如果仔细听去,还能听到姜凉在喘气声的间隙中辱骂着荣嵊,恨不得把这个人抽筋扒皮。

    “姜凉,姜姜。”

    荣嵊嘴角噙着笑,他冰凉的手掌抚着姜凉的侧脸,看着这个人带着依恋蹭着他的手掌。

    手指尖从他的脸颊处下滑,达到凸起的喉结,又落到诱人的锁骨。

    姜凉意识有些模糊不清,却对身上传来的清凉感愈发渴求。

    鱼缸里的两条金鱼相互游动、亲昵。

    床头柜上昏暗的暖光灯亮了一晚。

    荣嵊第二天依旧是收拾齐全去了公司,只是在出门前停步看了一眼身侧抱着他风衣的周姨。

    周姨身上还套着黑色的围裙,整个人的脸色看起来有些不太舒服却谈不上难看。

    “周姨,晚上一定要早睡。不然,容易睡不着。”

    荣嵊神色平淡拿过身前的风衣按压在臂弯之间,他的喉结处还有手指甲划过的红痕。

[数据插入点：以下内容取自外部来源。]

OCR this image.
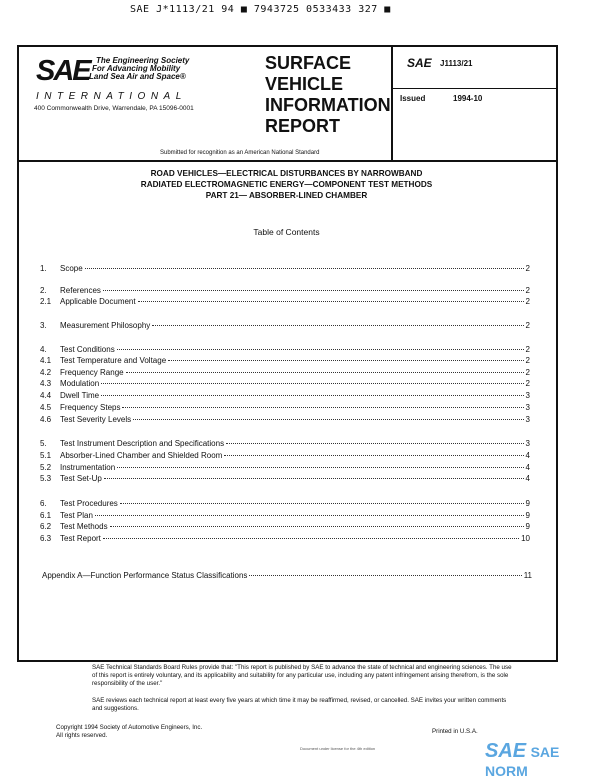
SAE J*1113/21 94 ■ 7943725 0533433 327 ■
SAE The Engineering Society
For Advancing Mobility
Land Sea Air and Space®
INTERNATIONAL
400 Commonwealth Drive, Warrendale, PA 15096-0001
SURFACE
VEHICLE
INFORMATION
REPORT
Submitted for recognition as an American National Standard
SAE J1113/21
Issued	1994-10
ROAD VEHICLES—ELECTRICAL DISTURBANCES BY NARROWBAND
RADIATED ELECTROMAGNETIC ENERGY—COMPONENT TEST METHODS
PART 21— ABSORBER-LINED CHAMBER
Table of Contents
1.	Scope	2
2.	References	2
2.1	Applicable Document	2
3.	Measurement Philosophy	2
4.	Test Conditions	2
4.1	Test Temperature and Voltage	2
4.2	Frequency Range	2
4.3	Modulation	2
4.4	Dwell Time	3
4.5	Frequency Steps	3
4.6	Test Severity Levels	3
5.	Test Instrument Description and Specifications	3
5.1	Absorber-Lined Chamber and Shielded Room	4
5.2	Instrumentation	4
5.3	Test Set-Up	4
6.	Test Procedures	9
6.1	Test Plan	9
6.2	Test Methods	9
6.3	Test Report	10
Appendix A—Function Performance Status Classifications	11
SAE Technical Standards Board Rules provide that: "This report is published by SAE to advance the state of technical and engineering sciences. The use of this report is entirely voluntary, and its applicability and suitability for any particular use, including any patent infringement arising therefrom, is the sole responsibility of the user."
SAE reviews each technical report at least every five years at which time it may be reaffirmed, revised, or cancelled. SAE invites your written comments and suggestions.
Copyright 1994 Society of Automotive Engineers, Inc.
All rights reserved.
Printed in U.S.A.
Document under license for the 4th edition	SAE SAE NORM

    脖颈侧还有一两个清晰可见的牙印。足矣看出做完两个人做的到底有多么激烈。

    “先生,太太和大先生说…说他们今晚回来。”

    周姨低着头不敢再说什么。

    昨晚去敲房间门的人是她。

    毕竟她看了荣嵊疯了那么多天,生怕先生刚把人找回来便要整出什么严重的事情。

    想起后来她在门边听到的那些声音,如今倒是连上楼推开门、看望姜凉这件事都不敢去做了。

    一直敲不开门的她,做出最冲动又合适的事情就是连夜给大先生和太太打了电话。

    等到荣铭舟和梵佩回来,也许这种情况会好一些。

    “好啊,我在家等着他们。”

    荣嵊一边说着,一边轻笑出声。他的脸上带着吃饱食物后的餍足与欣喜。甚至是满足。

    就算是荣铭舟和梵佩、自己的父亲与母亲回来又能怎么样呢?

    姜凉是他的,也只能是他的—这件事,没有任何一个人敢提出异议,也没有一个人敢阻碍他的行为。

    他不可能再和姜凉擦肩而过,也不可能再孤身一人。

    楼上的卧室里昏暗一片,厚重的窗帘被微微打开的窗口吹进的风揽动,却幅度不是很大。

    姜凉单手被手铐靠在床头,手铐的内圈里还抱着一团柔软的帕子。

    他露出的脚踝上还是那只之前被他脱下的黑色电子脚镣。只是这次多了一个针孔—那里镶嵌着一个针孔摄像头。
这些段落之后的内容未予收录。